Silence settled between them.

Not an angry silence.

A heavy one.

"Old bodies don't ask for permission," Trod said at last, softly. "They just stop."

Zio gripped his dagger too tightly.

"You're not dying today."

"No," Trod said. "Not today."

The answer brought no comfort.

That night, Trod cooked.

He had not done so in a long time.

The soup was simple. Too watery.
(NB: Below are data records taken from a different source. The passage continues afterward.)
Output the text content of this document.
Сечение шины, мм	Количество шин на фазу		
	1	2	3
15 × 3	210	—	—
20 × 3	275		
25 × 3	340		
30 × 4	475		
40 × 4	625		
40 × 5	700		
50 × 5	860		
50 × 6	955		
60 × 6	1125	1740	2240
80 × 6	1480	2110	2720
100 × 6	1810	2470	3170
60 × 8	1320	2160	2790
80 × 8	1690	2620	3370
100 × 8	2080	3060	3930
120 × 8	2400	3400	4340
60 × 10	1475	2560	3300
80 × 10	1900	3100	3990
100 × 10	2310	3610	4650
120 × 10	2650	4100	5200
Too salty on one side and too bland on the other.

But warm.

They ate slowly.

The fire crackled.

Rain outside set a steady, calming rhythm.

"You know," Trod said suddenly, "I never meant to bring up a human child."

Zio did not answer right away.

"I just stayed," Trod continued. "And you kept living."

Zio swallowed his bite. "That was more than enough."

Trod smiled faintly.

"I didn't teach you to be strong," he said. "I taught you not to die stupidly."

Zio almost smiled.

Almost.

A few days later, Trod handed him a cloth bundle.

"Keep this."

Inside were dried rations, a map of the surrounding region, and a coin pouch far heavier than Zio expected.

"You were saving," Zio said quietly.

"For years."

"For what?"

Trod looked at him for a long moment.

"For the day I'm no longer around to complain."

Zio's chest tightened.

"I'm not going anywhere," he said.

Trod smiled thinly. "I know."

And precisely because of that, Zio did not believe him.

That last night felt peaceful.

Too peaceful.

Trod fell asleep early. His breathing was heavy, but steady.

Zio sat near the hearth, his dagger resting on his lap, eyes open.

He did not know.

He could not know.

That the world was preparing one final day. Not with screams. Not with tragedy.

But with a silence that carried permission.